(国)森林総合研究所は、5月11、13日、同研究所の2人の研究員が日本生態学会の「第8回(2015年)日本生態学会大島賞」と、森林計画学会の「森林計画学賞」をそれぞれ受賞したと発表した。
受賞したのは、北海道支所の韓慶民氏と、森林管理研究領域の細田和男氏。韓氏の「第8回日本生態学会大島賞」受賞は、「野外における生理生態学的データの長期観測及び分析により植物の生態生理学の発展に大きく貢献してきた」ことが認められたもの。

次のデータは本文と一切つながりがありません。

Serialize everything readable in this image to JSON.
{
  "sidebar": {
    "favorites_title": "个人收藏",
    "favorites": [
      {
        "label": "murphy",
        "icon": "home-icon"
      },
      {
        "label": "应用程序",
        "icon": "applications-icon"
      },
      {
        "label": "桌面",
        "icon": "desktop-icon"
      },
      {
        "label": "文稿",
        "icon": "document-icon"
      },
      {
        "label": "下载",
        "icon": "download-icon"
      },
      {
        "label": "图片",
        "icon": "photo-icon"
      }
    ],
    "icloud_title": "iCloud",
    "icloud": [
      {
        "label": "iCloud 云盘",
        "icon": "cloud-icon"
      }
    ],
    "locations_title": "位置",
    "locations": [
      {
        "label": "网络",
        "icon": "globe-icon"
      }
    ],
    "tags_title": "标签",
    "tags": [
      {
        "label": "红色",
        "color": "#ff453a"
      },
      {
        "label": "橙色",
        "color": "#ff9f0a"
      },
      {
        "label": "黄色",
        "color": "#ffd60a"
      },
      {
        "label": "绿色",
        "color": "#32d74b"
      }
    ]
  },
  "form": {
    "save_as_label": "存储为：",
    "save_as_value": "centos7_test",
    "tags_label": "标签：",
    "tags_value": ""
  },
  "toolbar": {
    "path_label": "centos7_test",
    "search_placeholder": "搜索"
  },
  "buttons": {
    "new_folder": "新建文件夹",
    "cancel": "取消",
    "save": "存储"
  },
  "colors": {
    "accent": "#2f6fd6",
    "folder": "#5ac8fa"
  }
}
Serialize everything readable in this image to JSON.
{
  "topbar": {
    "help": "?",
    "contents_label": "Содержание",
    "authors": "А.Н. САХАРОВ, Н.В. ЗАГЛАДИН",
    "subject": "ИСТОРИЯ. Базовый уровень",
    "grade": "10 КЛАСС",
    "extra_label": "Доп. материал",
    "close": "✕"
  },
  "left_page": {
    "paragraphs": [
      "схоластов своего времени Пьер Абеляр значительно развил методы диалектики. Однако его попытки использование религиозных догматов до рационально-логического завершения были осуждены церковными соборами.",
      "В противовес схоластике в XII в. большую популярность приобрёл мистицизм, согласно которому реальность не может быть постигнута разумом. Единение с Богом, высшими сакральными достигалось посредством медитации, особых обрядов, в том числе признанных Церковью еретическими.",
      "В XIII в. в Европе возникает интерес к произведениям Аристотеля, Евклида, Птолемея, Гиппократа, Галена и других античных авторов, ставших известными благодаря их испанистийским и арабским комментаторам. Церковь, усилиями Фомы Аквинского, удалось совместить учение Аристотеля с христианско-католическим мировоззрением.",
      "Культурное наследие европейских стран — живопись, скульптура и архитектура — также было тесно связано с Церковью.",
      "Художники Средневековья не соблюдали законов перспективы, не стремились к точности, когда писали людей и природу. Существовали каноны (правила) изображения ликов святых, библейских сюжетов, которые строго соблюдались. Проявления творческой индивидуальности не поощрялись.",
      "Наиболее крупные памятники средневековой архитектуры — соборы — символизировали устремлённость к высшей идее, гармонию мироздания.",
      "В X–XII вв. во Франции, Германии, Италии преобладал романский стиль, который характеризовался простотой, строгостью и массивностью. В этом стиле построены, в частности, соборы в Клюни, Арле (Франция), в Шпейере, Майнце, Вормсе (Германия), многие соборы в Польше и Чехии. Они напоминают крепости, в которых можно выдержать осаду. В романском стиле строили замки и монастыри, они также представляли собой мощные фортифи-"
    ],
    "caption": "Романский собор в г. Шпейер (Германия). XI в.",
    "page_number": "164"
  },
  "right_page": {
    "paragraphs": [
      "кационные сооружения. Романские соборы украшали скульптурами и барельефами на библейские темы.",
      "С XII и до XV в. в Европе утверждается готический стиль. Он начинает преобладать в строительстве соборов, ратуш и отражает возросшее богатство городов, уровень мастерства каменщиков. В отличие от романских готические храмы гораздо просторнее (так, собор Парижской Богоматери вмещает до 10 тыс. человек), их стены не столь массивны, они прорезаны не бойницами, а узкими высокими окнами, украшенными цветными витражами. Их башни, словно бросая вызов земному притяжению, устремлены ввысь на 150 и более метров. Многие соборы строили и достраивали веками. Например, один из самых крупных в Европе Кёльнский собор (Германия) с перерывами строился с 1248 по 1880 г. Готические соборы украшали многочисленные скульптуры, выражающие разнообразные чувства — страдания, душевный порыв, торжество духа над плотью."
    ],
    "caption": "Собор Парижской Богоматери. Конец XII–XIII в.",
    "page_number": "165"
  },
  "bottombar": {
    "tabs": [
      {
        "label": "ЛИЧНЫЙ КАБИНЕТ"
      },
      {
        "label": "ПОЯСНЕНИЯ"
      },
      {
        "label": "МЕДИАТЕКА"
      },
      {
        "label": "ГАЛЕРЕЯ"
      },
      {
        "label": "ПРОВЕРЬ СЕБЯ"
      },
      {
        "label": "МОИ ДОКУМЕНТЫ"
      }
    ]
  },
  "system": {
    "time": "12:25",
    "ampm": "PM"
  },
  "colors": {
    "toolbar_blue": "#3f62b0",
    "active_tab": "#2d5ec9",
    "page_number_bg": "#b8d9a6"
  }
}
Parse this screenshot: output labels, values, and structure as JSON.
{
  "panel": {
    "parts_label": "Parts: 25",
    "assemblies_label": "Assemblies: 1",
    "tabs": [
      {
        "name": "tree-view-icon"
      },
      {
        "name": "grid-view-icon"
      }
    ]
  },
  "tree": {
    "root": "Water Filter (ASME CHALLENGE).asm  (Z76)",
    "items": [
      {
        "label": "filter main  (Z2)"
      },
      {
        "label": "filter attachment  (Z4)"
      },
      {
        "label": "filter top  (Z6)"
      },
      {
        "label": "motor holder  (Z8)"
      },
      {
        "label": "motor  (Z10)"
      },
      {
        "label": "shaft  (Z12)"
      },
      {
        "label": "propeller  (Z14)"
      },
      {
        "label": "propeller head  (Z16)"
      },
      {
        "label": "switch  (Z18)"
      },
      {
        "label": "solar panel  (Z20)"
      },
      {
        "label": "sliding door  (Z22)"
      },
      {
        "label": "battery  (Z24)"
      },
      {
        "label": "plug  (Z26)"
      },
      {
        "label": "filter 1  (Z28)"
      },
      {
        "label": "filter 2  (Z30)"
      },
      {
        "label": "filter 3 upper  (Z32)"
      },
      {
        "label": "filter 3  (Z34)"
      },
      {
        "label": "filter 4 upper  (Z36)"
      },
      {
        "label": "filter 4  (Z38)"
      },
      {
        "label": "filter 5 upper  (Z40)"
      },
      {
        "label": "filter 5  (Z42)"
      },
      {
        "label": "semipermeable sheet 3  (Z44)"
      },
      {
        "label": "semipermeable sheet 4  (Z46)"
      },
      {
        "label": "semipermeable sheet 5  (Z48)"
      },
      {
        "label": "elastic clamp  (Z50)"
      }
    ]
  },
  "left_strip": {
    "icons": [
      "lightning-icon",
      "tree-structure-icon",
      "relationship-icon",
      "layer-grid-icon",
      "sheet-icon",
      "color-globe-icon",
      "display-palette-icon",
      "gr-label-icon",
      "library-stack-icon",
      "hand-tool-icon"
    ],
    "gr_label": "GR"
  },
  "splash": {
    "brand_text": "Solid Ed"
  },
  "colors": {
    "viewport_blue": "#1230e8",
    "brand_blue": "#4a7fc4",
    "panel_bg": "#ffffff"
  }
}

樹木の豊作年は、数年に1度ということから、そのメカニズム解明には長期にわたる観測がいる。韓氏は、ブナ林を対象に資源量を10年にわたって測定し、種子生産には貯蔵炭素はほとんど使われていないことを実証。豊作、凶作には炭素でなく窒素の影響が強い可能性を示した。
細田氏の「森林計画学賞」受賞は、同氏の論文「標準地法における調査区の大きさと形状の再検討」(日本森林学会誌、94巻3号)が評価された。
隣接する森林とは明らかに区別がつくひとまとまりの森林のことを「林分(りんぶん)」という。細田氏は、林分全体の本数密度と面積や形状から、幹材積(かんざいせき)と呼ばれる木材の幹の体積や、本数の変動係数を推定するモデルを作成した。